Before you drop an extra 150 to 200 to jump from an i5 to an i7, ask yourself this... Do you need hyperthreading?
Is this strictly a gaming rig, or is it gonna be tasked with heavy Photoshop and video editing tasks?
Gaming rig only... i5 Hyperthreading just isn't an important feature for games.
Then just to be sure... benchmark it...
http://www.anandtech.com/bench/CPU/2 And when you look at the results, remember that if chip A (at $300) gets 200 fps and chip B (at $175) gets 197 FPS (I made all those numbers up... obviously, to illustrate a point) and a movie is 24 FPS and video in 30 fps and Crysis looks awesome at 60 fps then chip B is better than chip A from a cost/benefit perspective. Save some money that can buy more ram or some games or a bag of weed or dinner for you and hot gamer chick (or guy, depending on whatever)

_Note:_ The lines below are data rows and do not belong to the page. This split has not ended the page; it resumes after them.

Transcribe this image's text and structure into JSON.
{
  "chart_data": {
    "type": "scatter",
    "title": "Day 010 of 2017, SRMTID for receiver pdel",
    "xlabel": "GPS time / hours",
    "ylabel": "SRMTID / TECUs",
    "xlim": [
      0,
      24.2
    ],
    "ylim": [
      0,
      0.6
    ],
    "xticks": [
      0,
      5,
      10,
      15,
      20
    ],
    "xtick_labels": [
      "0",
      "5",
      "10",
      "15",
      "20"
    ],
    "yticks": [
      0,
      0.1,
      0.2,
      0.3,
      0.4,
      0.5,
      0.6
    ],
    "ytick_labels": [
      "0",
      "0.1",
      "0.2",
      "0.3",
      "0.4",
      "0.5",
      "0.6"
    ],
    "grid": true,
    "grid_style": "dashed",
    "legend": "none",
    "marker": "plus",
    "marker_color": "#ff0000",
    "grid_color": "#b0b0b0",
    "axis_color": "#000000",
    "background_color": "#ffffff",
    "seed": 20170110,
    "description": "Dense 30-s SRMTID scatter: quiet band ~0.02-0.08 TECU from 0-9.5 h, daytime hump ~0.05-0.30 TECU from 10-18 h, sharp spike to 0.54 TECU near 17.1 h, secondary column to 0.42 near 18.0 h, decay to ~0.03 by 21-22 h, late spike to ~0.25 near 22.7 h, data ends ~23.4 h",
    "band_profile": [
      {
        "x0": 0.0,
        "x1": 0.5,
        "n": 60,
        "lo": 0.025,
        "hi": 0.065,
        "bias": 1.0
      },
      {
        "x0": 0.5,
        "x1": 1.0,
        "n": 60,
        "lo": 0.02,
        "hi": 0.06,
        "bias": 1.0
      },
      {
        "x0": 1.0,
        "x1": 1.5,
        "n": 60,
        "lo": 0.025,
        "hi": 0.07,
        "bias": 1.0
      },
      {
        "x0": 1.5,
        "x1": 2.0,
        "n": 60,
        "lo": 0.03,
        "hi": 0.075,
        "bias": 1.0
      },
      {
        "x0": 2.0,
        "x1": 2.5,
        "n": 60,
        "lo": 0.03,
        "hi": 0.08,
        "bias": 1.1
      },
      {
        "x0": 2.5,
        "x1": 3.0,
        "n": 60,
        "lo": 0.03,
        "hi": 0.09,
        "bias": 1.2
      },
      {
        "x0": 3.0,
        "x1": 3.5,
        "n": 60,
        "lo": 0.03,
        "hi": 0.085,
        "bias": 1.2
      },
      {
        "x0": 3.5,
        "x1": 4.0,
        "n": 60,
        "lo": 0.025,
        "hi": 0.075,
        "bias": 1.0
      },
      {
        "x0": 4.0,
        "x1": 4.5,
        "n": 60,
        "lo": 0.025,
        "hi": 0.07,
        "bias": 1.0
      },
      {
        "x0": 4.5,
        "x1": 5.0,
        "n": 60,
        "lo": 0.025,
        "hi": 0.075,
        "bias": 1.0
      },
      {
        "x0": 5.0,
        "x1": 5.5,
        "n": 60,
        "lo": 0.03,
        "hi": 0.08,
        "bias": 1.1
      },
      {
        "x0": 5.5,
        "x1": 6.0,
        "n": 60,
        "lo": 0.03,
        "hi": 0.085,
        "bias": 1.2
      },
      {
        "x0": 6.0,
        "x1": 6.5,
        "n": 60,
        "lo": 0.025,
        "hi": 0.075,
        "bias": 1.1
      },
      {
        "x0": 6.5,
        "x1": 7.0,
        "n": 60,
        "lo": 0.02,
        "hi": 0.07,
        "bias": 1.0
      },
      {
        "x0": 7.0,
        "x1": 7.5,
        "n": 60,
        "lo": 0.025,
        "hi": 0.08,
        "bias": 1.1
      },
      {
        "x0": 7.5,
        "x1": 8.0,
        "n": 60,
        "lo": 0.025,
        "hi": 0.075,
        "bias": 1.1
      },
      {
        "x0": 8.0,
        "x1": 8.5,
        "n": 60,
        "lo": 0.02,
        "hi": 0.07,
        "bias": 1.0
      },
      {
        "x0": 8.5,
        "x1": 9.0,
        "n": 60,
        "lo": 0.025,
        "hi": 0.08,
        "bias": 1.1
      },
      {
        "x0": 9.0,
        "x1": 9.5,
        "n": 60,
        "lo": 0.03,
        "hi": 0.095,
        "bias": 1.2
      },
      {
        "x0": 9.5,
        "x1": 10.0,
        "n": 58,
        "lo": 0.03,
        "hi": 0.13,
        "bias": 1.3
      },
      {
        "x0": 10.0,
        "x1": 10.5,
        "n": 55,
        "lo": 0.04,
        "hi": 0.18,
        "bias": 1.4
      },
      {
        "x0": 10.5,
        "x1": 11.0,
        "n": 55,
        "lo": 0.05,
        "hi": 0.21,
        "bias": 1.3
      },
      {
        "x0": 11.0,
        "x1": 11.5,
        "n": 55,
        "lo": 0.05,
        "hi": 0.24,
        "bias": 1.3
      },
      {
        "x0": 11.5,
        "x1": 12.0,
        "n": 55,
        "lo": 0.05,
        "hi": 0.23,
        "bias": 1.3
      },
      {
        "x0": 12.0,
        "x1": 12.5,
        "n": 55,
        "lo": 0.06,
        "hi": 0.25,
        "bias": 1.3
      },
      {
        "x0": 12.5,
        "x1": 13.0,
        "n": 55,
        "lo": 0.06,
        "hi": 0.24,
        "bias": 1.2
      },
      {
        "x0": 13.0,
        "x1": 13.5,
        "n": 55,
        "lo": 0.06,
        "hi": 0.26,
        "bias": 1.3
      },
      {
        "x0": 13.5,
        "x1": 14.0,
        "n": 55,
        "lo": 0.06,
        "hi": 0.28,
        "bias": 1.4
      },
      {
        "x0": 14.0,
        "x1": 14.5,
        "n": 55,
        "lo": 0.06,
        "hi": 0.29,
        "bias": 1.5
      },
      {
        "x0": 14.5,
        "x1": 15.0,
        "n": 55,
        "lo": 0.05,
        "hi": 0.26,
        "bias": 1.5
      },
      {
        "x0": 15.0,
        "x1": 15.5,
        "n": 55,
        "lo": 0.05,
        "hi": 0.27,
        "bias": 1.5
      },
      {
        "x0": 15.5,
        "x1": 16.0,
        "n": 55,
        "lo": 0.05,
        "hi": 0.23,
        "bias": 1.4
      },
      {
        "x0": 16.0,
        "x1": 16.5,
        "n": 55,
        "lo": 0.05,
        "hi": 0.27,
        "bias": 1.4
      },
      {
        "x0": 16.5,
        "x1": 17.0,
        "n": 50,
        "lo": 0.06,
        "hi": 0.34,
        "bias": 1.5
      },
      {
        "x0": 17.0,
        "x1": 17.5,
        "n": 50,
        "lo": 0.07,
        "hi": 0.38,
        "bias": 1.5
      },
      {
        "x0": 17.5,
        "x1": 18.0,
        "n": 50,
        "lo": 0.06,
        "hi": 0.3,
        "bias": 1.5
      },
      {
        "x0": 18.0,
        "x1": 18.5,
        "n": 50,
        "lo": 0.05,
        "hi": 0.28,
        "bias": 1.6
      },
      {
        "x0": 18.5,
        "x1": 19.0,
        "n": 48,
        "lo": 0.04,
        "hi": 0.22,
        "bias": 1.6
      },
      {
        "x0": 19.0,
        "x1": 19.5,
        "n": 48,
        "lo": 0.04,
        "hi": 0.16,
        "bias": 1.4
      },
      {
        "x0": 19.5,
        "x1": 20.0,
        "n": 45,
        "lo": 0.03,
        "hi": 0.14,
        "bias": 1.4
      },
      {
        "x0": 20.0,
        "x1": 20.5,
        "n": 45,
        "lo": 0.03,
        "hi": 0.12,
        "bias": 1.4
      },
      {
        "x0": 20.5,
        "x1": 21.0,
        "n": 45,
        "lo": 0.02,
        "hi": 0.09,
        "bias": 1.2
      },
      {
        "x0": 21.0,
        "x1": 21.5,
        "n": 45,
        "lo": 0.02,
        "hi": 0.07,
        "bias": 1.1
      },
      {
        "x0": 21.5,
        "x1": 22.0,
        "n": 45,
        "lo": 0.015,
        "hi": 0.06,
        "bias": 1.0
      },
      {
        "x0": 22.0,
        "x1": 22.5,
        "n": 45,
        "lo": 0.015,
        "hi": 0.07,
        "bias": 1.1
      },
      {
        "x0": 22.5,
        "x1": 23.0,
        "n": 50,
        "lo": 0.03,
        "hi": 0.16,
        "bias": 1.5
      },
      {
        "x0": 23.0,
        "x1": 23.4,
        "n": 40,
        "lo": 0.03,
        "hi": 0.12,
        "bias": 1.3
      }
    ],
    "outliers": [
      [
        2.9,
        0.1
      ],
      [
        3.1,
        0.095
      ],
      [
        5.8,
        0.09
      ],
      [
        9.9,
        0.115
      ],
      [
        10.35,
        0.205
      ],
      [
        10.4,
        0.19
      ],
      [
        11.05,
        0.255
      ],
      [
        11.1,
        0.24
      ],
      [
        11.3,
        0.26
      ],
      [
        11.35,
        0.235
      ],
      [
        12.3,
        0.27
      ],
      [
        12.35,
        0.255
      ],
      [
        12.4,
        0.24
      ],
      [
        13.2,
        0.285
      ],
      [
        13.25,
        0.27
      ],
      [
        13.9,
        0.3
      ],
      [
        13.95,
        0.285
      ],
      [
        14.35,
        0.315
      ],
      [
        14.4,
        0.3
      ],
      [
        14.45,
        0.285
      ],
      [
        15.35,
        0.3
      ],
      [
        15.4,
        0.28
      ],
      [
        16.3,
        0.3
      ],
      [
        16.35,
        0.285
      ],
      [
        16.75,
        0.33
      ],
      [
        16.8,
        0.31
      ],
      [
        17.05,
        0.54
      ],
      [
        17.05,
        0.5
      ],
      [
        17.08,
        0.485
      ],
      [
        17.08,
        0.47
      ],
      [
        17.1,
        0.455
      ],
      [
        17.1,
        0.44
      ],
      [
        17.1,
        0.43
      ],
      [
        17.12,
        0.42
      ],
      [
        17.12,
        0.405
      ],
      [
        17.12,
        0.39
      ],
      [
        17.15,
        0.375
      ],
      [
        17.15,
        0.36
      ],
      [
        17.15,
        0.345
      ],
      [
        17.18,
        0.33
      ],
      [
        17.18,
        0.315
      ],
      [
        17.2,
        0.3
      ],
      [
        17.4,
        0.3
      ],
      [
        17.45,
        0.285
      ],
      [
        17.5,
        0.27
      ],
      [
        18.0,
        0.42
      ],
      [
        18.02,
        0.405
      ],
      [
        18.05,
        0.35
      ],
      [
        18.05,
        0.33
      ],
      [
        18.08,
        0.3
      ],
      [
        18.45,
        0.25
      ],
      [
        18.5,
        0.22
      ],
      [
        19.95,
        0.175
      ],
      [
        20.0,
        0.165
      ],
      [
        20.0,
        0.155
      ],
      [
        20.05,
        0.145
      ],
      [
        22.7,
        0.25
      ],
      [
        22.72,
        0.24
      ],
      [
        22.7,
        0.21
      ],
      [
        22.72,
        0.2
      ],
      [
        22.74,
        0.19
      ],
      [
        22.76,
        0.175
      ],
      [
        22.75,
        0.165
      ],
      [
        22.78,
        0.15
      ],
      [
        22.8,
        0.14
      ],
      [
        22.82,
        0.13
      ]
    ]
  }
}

...and fps isn't really that big of deal, unless you just wanna shell out cash for bragging rights.
No industry is more full of hype and myths than PC hardware. When someone is raving about specs and stats they are usually raving about attributes they can measure but not see. Don't get too wrapped up in having the latest and greatest.
Besides, the obsolescence path ain't what it used to be. Your next machine will surely be an effective machine for longer than your last one.